In Monster, LLC v. Superior Court of Los Angeles County, 2017 Cal.App. LEXIS 570 (June 21, 2017), the California Court of Appeal for Second Appellate District, Division Seven, issued a Writ of Mandate directing the Los Angeles Superior Court to set aside its ruling denying a right to a jury trial on a cross-complaint when attorney’s fees were the only element of damage.

Monster, LLC, a leading AV audio equipment company, and its principal, Noel Lee (collectively “Monster”) had entered into licensing agreement with Beats Electronics, LLC (“Beats”), a renowned producer of audio products founded by Andre Young (Dr. Dre) and Jimmy Iovine, to design and manufacture a new line of headphones, including the “Beats by Dre” line. A provision in the licensing agreement granted Beats the right to terminate the agreement if there was a “change in control” of Beats, i.e., a 51 percent change of ownership interest at which time Monster would be required to transfer its ownership rights in all Beats-branded products to Beats, and grant Beats a non-exclusive license to use any intellectual property for those products. A mobile manufacturer, HTC, agreed to purchase 51 percent in Beats for $300 million. Beats notified Monster of the “change in control” and that Beats was terminating the agreement. Within a month after Monster complied with the provisions in the licensing agreement, HTC “loaned” Beats $200 million, which Beats then used to purchase back half of HTC’s 51 percent interest. A few months later, Beats sold its company to Apple for $3 billion.

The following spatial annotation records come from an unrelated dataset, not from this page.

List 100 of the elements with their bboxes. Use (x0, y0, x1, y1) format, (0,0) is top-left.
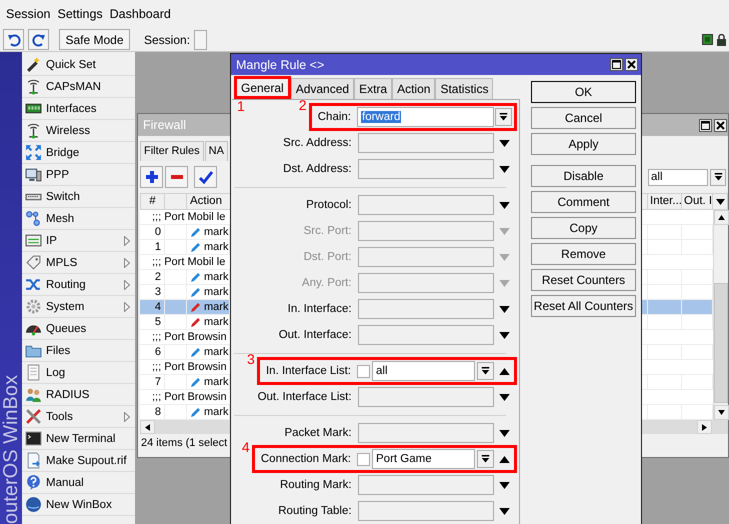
scrollbar-thumb[interactable] (714, 283, 728, 403)
menu-item[interactable]: Session (6, 7, 50, 21)
table-row[interactable]: ;;; Port Mobil le (140, 255, 230, 270)
dropdown-arrow-icon[interactable] (498, 306, 510, 312)
menu-item[interactable]: PPP (46, 168, 70, 180)
table-row[interactable]: 1 mark (140, 240, 230, 255)
table-row[interactable]: ;;; Port Browsin (140, 360, 230, 375)
input-field[interactable] (358, 159, 494, 179)
tab[interactable]: Extra (354, 78, 392, 99)
dialog-button[interactable]: Disable (531, 165, 636, 187)
dropdown-button[interactable] (494, 108, 512, 126)
dropdown-button[interactable] (710, 168, 726, 186)
table-row[interactable]: ;;; Port Browsin (140, 390, 230, 405)
table-row[interactable]: 3 mark (140, 285, 230, 300)
menu-item[interactable]: Switch (46, 190, 80, 202)
menu-item[interactable]: Dashboard (110, 7, 171, 21)
filter-field[interactable]: all (648, 168, 708, 186)
session-field[interactable] (194, 30, 208, 50)
tab[interactable]: Action (392, 78, 436, 99)
dialog-button[interactable]: Reset Counters (531, 269, 636, 291)
dialog-button[interactable]: OK (531, 81, 636, 103)
tab[interactable]: NA (204, 141, 228, 161)
remove-button[interactable] (165, 166, 188, 188)
input-field[interactable] (358, 475, 494, 495)
input-field[interactable] (358, 299, 494, 319)
dialog-button[interactable]: Apply (531, 133, 636, 155)
input-field[interactable] (358, 133, 494, 153)
menu-item[interactable]: Log (46, 366, 66, 378)
menu-item[interactable]: New WinBox (46, 498, 112, 510)
scrollbar[interactable] (140, 420, 232, 434)
up-arrow-icon[interactable] (718, 215, 725, 220)
menu-item[interactable]: IP (46, 234, 57, 246)
tab[interactable]: Statistics (435, 78, 494, 99)
dropdown-arrow-icon[interactable] (716, 198, 724, 204)
plus-icon[interactable] (144, 170, 158, 184)
menu-item[interactable]: Routing (46, 278, 86, 290)
input-field[interactable]: all (372, 361, 475, 381)
table-row[interactable]: 2 mark (140, 270, 230, 285)
redo-icon[interactable] (32, 32, 46, 46)
table-row[interactable]: 7 mark (140, 375, 230, 390)
table-row[interactable]: 6 mark (140, 345, 230, 360)
menu-item[interactable]: Mesh (46, 212, 74, 224)
caret-icon[interactable] (481, 366, 490, 376)
table-row[interactable]: 8 mark (140, 405, 230, 420)
dropdown-arrow-icon[interactable] (498, 430, 510, 436)
dialog-button[interactable]: Reset All Counters (531, 295, 636, 317)
select-field[interactable]: forward (357, 107, 494, 127)
menu-item[interactable]: RADIUS (46, 388, 90, 400)
dropdown-arrow-icon[interactable] (498, 482, 510, 488)
caret-icon[interactable] (481, 454, 490, 464)
undo-button[interactable] (3, 29, 24, 50)
scrollbar[interactable] (642, 420, 728, 434)
dialog-button[interactable]: Comment (531, 191, 636, 213)
caret-icon[interactable] (714, 172, 722, 182)
safe-mode-button[interactable]: Safe Mode (59, 29, 130, 50)
dropdown-arrow-icon[interactable] (498, 202, 510, 208)
menu-item[interactable]: Manual (46, 476, 84, 488)
table-row[interactable]: ;;; Port Mobil le (140, 210, 230, 225)
menu-item[interactable]: Interfaces (46, 102, 96, 114)
dropdown-arrow-icon[interactable] (498, 166, 510, 172)
dialog-button[interactable]: Remove (531, 243, 636, 265)
checkbox[interactable] (357, 452, 370, 466)
table-row[interactable]: 4 mark (140, 300, 230, 315)
add-button[interactable] (140, 166, 163, 188)
dialog-button[interactable]: Cancel (531, 107, 636, 129)
table-row[interactable]: 0 mark (140, 225, 230, 240)
table-row[interactable]: 5 mark (140, 315, 230, 330)
menu-item[interactable]: Queues (46, 322, 86, 334)
undo-icon[interactable] (6, 32, 20, 46)
dropdown-arrow-icon[interactable] (498, 394, 510, 400)
menu-item[interactable]: System (46, 300, 84, 312)
left-arrow-icon[interactable] (145, 424, 150, 430)
input-field[interactable]: Port Game (372, 449, 475, 469)
menu-item[interactable]: Quick Set (46, 58, 96, 70)
input-field[interactable] (358, 423, 494, 443)
table-row[interactable]: ;;; Port Browsin (140, 330, 230, 345)
dropdown-button[interactable] (477, 362, 494, 380)
menu-item[interactable]: Files (46, 344, 70, 356)
menu-item[interactable]: Settings (57, 7, 103, 21)
enable-button[interactable] (194, 166, 217, 188)
dropdown-arrow-icon[interactable] (498, 508, 510, 514)
scrollbar[interactable] (713, 210, 728, 420)
dropdown-arrow-icon[interactable] (498, 140, 510, 146)
right-arrow-icon[interactable] (702, 424, 707, 430)
dropdown-button[interactable] (477, 450, 494, 468)
down-arrow-icon[interactable] (718, 410, 725, 415)
checkbox[interactable] (357, 364, 370, 378)
input-field[interactable] (358, 325, 494, 345)
menu-item[interactable]: Wireless (46, 124, 90, 136)
menu-item[interactable]: Make Supout.rif (46, 454, 127, 466)
menu-item[interactable]: Tools (46, 410, 73, 422)
caret-icon[interactable] (498, 112, 508, 122)
up-arrow-icon[interactable] (498, 368, 510, 374)
dialog-button[interactable]: Copy (531, 217, 636, 239)
menu-item[interactable]: Bridge (46, 146, 80, 158)
input-field[interactable] (358, 387, 494, 407)
dropdown-arrow-icon[interactable] (498, 332, 510, 338)
up-arrow-icon[interactable] (498, 456, 510, 462)
menu-item[interactable]: New Terminal (46, 432, 116, 444)
menu-item[interactable]: CAPsMAN (46, 80, 101, 92)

Monster brought suit against, inter alia, Beats, contending that Beats engaged in a fraudulent scheme to divest Monster of its interest in Beats and the “Beats by Dre” line of headphones. Beats asserted waiver as an affirmative defense, claiming that Monster’s claims were barred by certain release provisions entered into by and between the parties in subsequent contracts. Beats also filed a cross-complaint against Monster for breaches of contract, setting forth the same position, and contending that Beats was damaged in the form of the attorney’s fees incurred to defend against Monster’s claims.

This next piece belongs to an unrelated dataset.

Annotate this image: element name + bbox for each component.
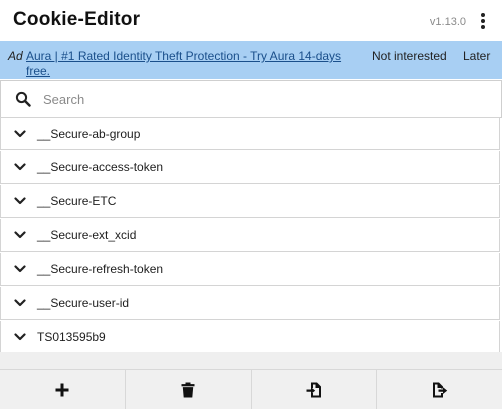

After summary judgment was granted in favor of Beats on Monster’s complaint, Beats argued that the attorney’s fees demanded as damages in its cross-complaint to enforce the releases and defend against Monster’s complaint should be decided by noticed motion pursuant to Civil Code section 1717, rather than by a jury. Beats argued that section 1717 was applicable because its cross-claims qualified as an action to “enforce the contract” and that section 1717 effectively withdrew the jury right when the damages sought on breach of contract consisted only of attorney’s fees. Monster argued that because Beats was seeking its attorney’s fees as a form of contract damages on its cross-claims, it was entitled to a jury trial on the issue. After briefing, the trial court entered an order denying Monster a jury trial, and directing that the amount of Beat’s attorney’s fees be resolved through noticed motion under Civil Code section 1717.

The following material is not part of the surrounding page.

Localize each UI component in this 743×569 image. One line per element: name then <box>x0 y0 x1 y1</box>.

Monster petitioned the Court of Appeal for a Writ of Mandate directing the trial court to vacate its order, and enter a new order granting a jury trial on the issue of attorney's fees.

The Court of Appeal issued an order to show cause, and thereafter granted the Petition, finding the trial court erred in denying Monster’s right to a jury trial on Beats’ contract damages. The Court of Appeal confirmed that California courts consistently distinguish between attorney’s fees which are sought as a prevailing party, as an incident of a cause of action, and those that are affirmatively sought as damages as part of the cause of action. The Court of Appeal also recognized that the California Constitution affords civil litigants the right to a jury trial in suits seeking to recover damages for breach of contract. The Court of Appeal found that because Beats did not seek to recover its attorney’s fees as prevailing party on the fraud claims alleged in the complaint under section 1717, but rather elected to seek its attorney’s fees as damages on its cross-claims for breach of contract, and because there was no final resolution on Beats’ cross-complaint, Beats’ damages in the form of attorney’s fees were part of the relief sought, which must be pled and proven at trial.